Sam tensed. The last time someone had separated her from Turner, they had shackled him in a lab and force-fed him flight instructions for the Rex. "I should stay."
"I'm afraid we can't allow that," Bart said.
"I can help," Sam said. "I'm a pretty good biomech surgeon." It wasn't her primary research, but she had a bit of skill.
"More than good," Bart said. "We have read your work. It has even contributed to the development of a number of us. That is all the more reason we would prefer you not learn too much about us."
"You don't trust me."
"Should we?"
"Probably not." She couldn't promise to say nothing about them.
"Thank you for your honesty," Bart said. "Are you ready to go?"
"All right." With reluctance, she slid off her stool.

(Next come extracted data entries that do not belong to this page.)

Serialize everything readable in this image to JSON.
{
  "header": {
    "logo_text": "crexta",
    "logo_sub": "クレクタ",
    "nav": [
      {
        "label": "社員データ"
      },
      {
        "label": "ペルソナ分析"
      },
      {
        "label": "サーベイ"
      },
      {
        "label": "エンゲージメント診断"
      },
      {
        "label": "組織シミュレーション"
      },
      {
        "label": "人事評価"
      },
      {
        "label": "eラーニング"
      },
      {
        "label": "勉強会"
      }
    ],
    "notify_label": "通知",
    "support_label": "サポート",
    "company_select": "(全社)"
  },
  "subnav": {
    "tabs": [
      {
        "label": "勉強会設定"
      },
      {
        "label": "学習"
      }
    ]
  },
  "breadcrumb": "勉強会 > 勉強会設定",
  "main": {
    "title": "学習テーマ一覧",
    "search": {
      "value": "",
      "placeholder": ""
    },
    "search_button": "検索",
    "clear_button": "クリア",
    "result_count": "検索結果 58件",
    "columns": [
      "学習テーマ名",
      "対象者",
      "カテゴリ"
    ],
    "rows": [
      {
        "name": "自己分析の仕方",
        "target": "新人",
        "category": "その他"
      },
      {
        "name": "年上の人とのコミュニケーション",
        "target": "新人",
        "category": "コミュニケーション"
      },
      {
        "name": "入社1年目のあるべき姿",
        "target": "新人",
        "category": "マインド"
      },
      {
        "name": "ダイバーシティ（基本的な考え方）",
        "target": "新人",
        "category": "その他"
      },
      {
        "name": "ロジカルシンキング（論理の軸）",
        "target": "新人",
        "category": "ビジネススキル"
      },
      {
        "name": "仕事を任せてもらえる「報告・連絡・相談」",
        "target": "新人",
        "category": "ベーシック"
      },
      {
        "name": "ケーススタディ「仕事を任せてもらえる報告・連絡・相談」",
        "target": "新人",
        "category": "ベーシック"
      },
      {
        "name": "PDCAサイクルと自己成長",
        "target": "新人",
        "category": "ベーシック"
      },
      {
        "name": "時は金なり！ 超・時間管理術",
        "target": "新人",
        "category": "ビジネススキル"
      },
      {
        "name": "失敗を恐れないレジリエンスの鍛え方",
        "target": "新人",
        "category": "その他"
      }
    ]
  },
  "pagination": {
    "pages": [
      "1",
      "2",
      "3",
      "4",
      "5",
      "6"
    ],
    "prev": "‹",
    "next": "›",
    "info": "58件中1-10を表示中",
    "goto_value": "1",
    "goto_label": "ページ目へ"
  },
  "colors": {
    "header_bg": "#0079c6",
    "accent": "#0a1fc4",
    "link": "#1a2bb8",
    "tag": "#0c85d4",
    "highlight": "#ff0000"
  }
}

Turner stood up, too, holding her hands in his, his metal digits cool against her fingers. She wondered if she would ever truly become used to his changes.
"I will see you later." He pulled her into an embrace and Sam turned up her face, her eyes closing. They kissed for a while, good and full. She couldn't relax, not with Bart everywhere, but she still thoroughly enjoyed the kiss.
Finally they drew apart and stood with their arms around each other. Sam spoke softly. "Don't go away, okay?" A fear simmered within her; Sunrise Alley would change Turner when they went to work on him. She might never again see the man she knew.
His face gentled. "It's just maintenance. I'll still be me when they're done."
They lingered a few more moments together, but then Fourteen escorted her off, leaving Turner in the shadowy lab, alone with the strange intelligences of Sunrise Alley.